Dan Basila's Holes Before Bedtime ("a matricidal sodomic cancer riddle"), as presented by Rubber Repertory, is an unsettling work of art; but it is a work of art, as opposed to a mere vulgar spectacle, and that's the really weird thing about it. How can a play be a worthwhile, even pleasurable experience if it's trafficking mainly in 1) vigorously choreographed incest, 2) other, slightly less invasive forms of child abuse, and 3) violent murder and disfigurement?Ê
First, because of the staging and "vigorously choreographed" is a big clue. The direction provided by Matt Hislope and Josh Meyer is nothing short of impressive. With a minimal set, few props, and costumes consisting of exaggerated and compromised versions of what might be the players' own underwear, Hislope and Meyer's five actors provide dance numbers and song-and-dance numbers that trip the spectrum from sub-Ed Wood to just-sub-Busby Berkeley all over the Vortex's modest stage. These interstitial and intranarrative events are accompanied by live music (composed by Henna Chou and Josh Meyer), expertly rendered (on cello, banjo, toy xylophone, etc.) by Chou herself.

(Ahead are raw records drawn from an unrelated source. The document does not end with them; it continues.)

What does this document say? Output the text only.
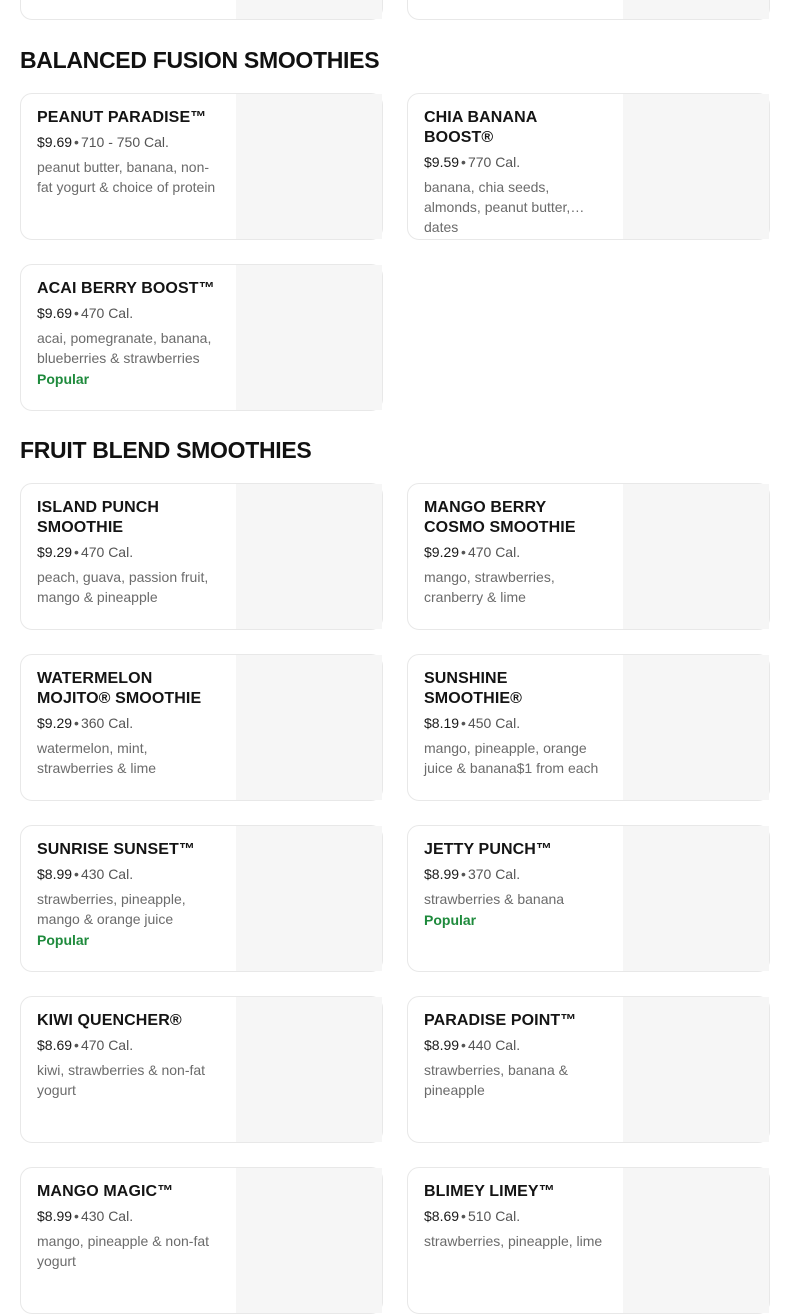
BALANCED FUSION SMOOTHIES
PEANUT PARADISE™
$9.69 • 710 - 750 Cal.
peanut butter, banana, non-fat yogurt & choice of protein
CHIA BANANA BOOST®
$9.59 • 770 Cal.
banana, chia seeds, almonds, peanut butter, dates
ACAI BERRY BOOST™
$9.69 • 470 Cal.
acai, pomegranate, banana, blueberries & strawberries
Popular
FRUIT BLEND SMOOTHIES
ISLAND PUNCH SMOOTHIE
$9.29 • 470 Cal.
peach, guava, passion fruit, mango & pineapple
MANGO BERRY COSMO SMOOTHIE
$9.29 • 470 Cal.
mango, strawberries, cranberry & lime
WATERMELON MOJITO® SMOOTHIE
$9.29 • 360 Cal.
watermelon, mint, strawberries & lime
SUNSHINE SMOOTHIE®
$8.19 • 450 Cal.
mango, pineapple, orange juice & banana$1 from each
SUNRISE SUNSET™
$8.99 • 430 Cal.
strawberries, pineapple, mango & orange juice
Popular
JETTY PUNCH™
$8.99 • 370 Cal.
strawberries & banana
Popular
KIWI QUENCHER®
$8.69 • 470 Cal.
kiwi, strawberries & non-fat yogurt
PARADISE POINT™
$8.99 • 440 Cal.
strawberries, banana & pineapple
MANGO MAGIC™
$8.99 • 430 Cal.
mango, pineapple & non-fat yogurt
BLIMEY LIMEY™
$8.69 • 510 Cal.
strawberries, pineapple, lime
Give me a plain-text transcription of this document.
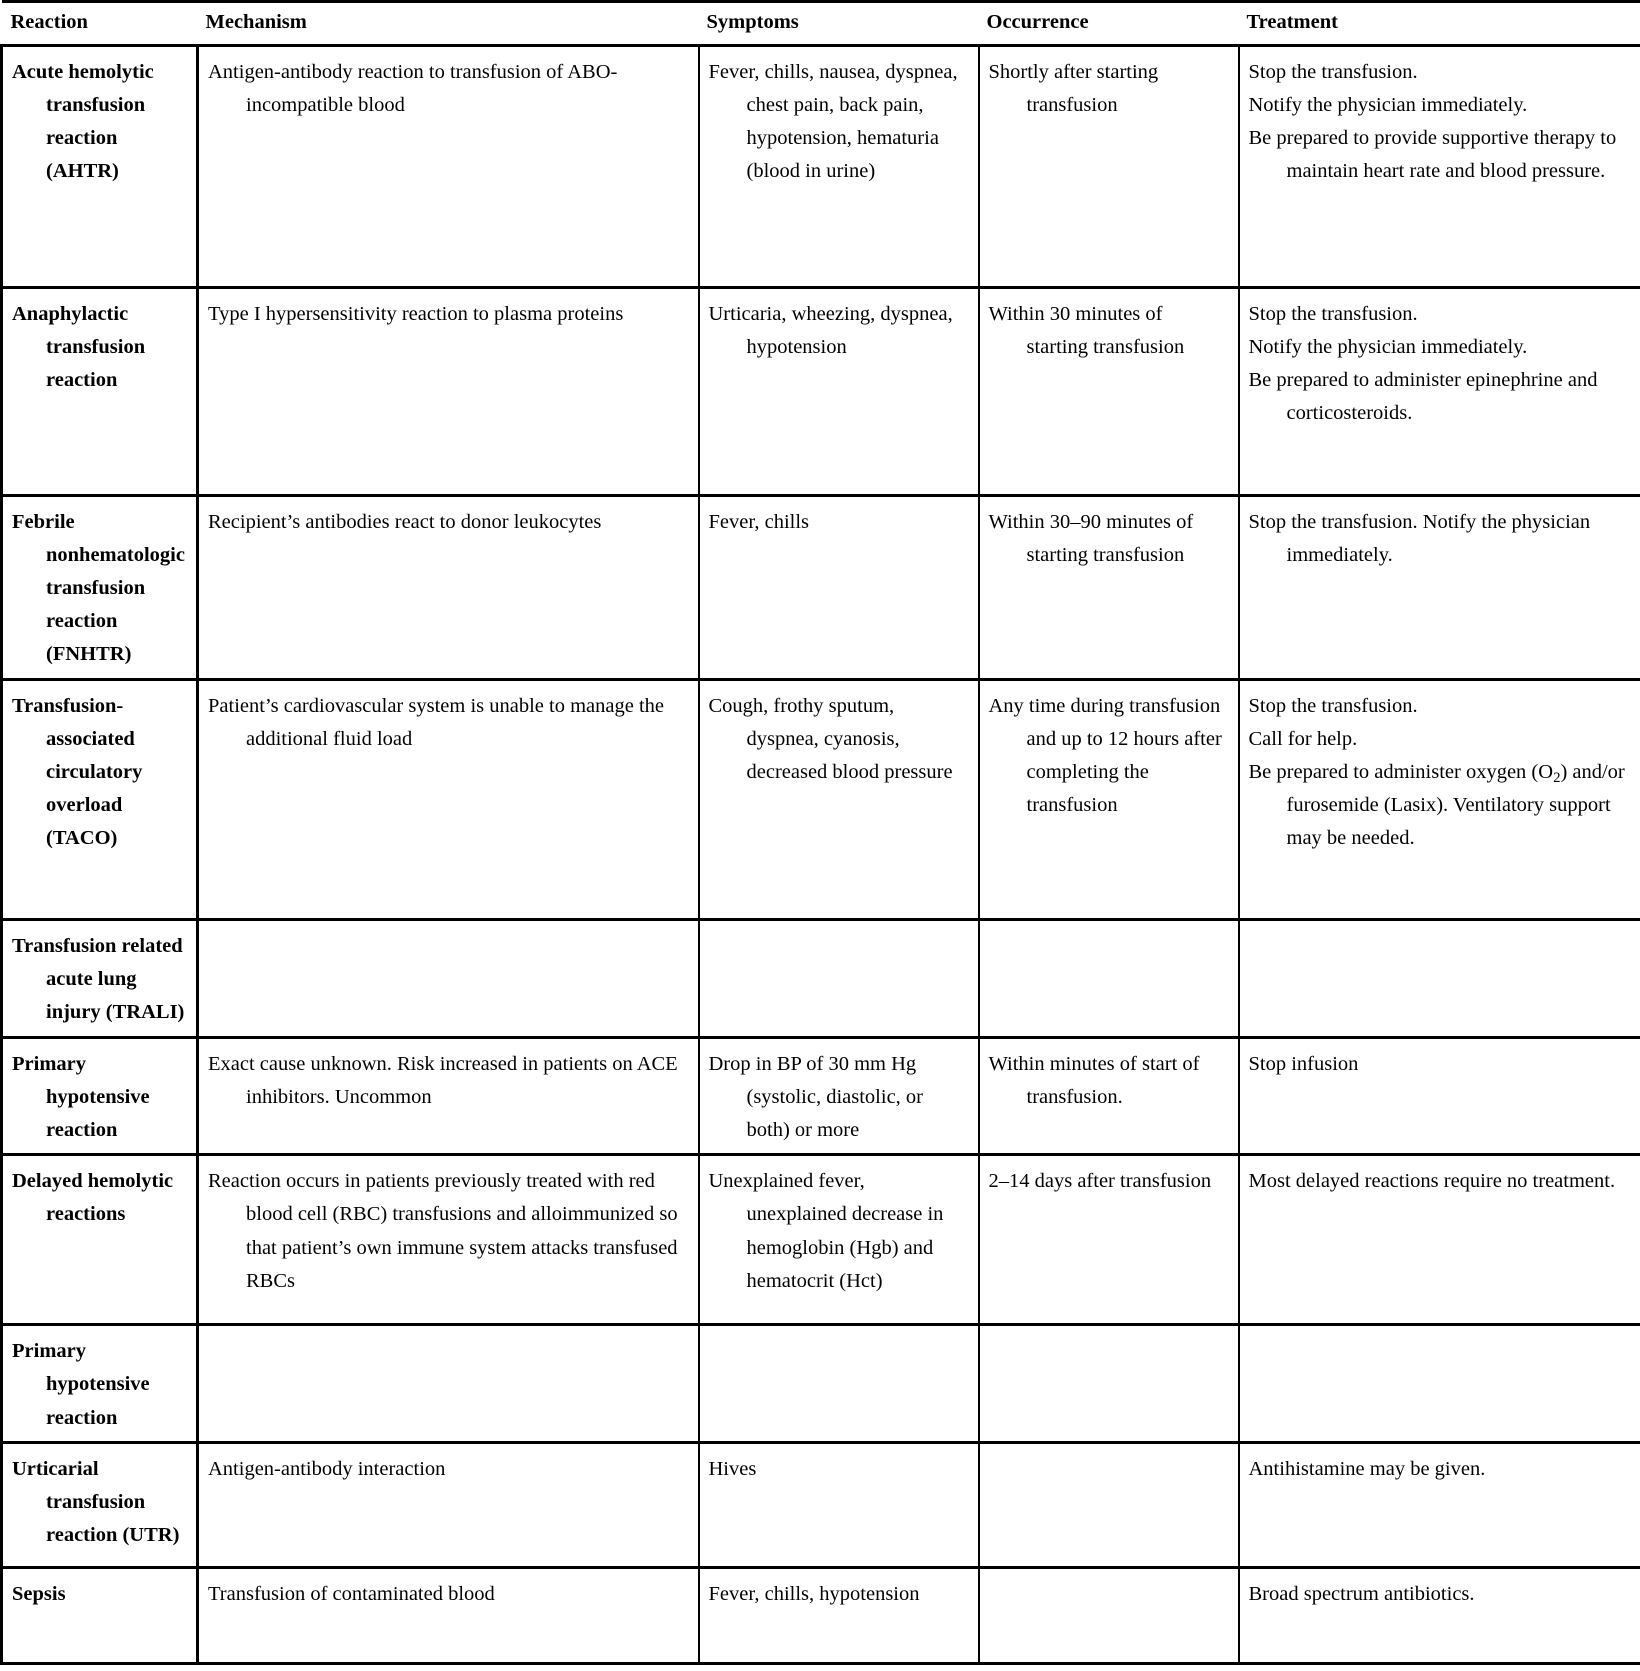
Reaction	Mechanism	Symptoms	Occurrence	Treatment

Acute hemolytic transfusion reaction (AHTR)	Antigen-antibody reaction to transfusion of ABO-incompatible blood	Fever, chills, nausea, dyspnea, chest pain, back pain, hypotension, hematuria (blood in urine)	Shortly after starting transfusion	Stop the transfusion.
Notify the physician immediately.
Be prepared to provide supportive therapy to maintain heart rate and blood pressure.

Anaphylactic transfusion reaction	Type I hypersensitivity reaction to plasma proteins	Urticaria, wheezing, dyspnea, hypotension	Within 30 minutes of starting transfusion	Stop the transfusion.
Notify the physician immediately.
Be prepared to administer epinephrine and corticosteroids.

Febrile nonhematologic transfusion reaction (FNHTR)	Recipient’s antibodies react to donor leukocytes	Fever, chills	Within 30–90 minutes of starting transfusion	Stop the transfusion. Notify the physician immediately.

Transfusion-associated circulatory overload (TACO)	Patient’s cardiovascular system is unable to manage the additional fluid load	Cough, frothy sputum, dyspnea, cyanosis, decreased blood pressure	Any time during transfusion and up to 12 hours after completing the transfusion	Stop the transfusion.
Call for help.
Be prepared to administer oxygen $(O_2)$ and/or furosemide (Lasix). Ventilatory support may be needed.

Transfusion related acute lung injury (TRALI)				

Primary hypotensive reaction	Exact cause unknown. Risk increased in patients on ACE inhibitors. Uncommon	Drop in BP of 30 mm Hg (systolic, diastolic, or both) or more	Within minutes of start of transfusion.	Stop infusion

Delayed hemolytic reactions	Reaction occurs in patients previously treated with red blood cell (RBC) transfusions and alloimmunized so that patient’s own immune system attacks transfused RBCs	Unexplained fever, unexplained decrease in hemoglobin (Hgb) and hematocrit (Hct)	2–14 days after transfusion	Most delayed reactions require no treatment.

Primary hypotensive reaction				

Urticarial transfusion reaction (UTR)	Antigen-antibody interaction	Hives		Antihistamine may be given.

Sepsis	Transfusion of contaminated blood	Fever, chills, hypotension		Broad spectrum antibiotics.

Second, because of the actors. This dark sort of farce works best when the characters are grotesques, as they're classically known, in appearance as well as in spirit. So it serves the twisted story's purpose that not only are Anthony Megie, Cole Wimpee, Susie Williams, Kristine Olson, and Frank Benge more than adequate at portraying such outlandish personalities, but that the latter two have a flopping abundance of adipose tissue with which to threaten an audience's aesthetics. (Especially, yes, as everyone's quite topless by story's end.) Also, the entire cast can at least get by while singing, and Olson of professional opera background does things with her voice that can, as necessary, set you near heaven's own jukebox or send you cowering under the inferno's least inhospitable rock.
But third and foremost, it's the script. Holes Before Bedtime is no mere cartoon-colored cacophony of pedophilia and scatology with a slight social-critique veneer à la South Park. Dan Basila's writing due to its verbal ingenuity and its infusions of pathos, and the ways in which the depicted sexual aberrations and horrifying connections mirror the emotional equivalents in families much less dysfunctional evokes a strange feeling of sympathy, of uneasy familiarity, even while your intellect marvels at his wordplay and the fiendish symmetry of his construction.
All the above is meant to suggest that you'll be witnessing a darkly comic work of complexity, perversion, and give-the-audience-a-show intent. As if someone were offering you a silk purse and you knew but didn't mind that it had been cobbled from the ear (or worse) of a sow, take the suggestion and, even with reservations, make your reservation.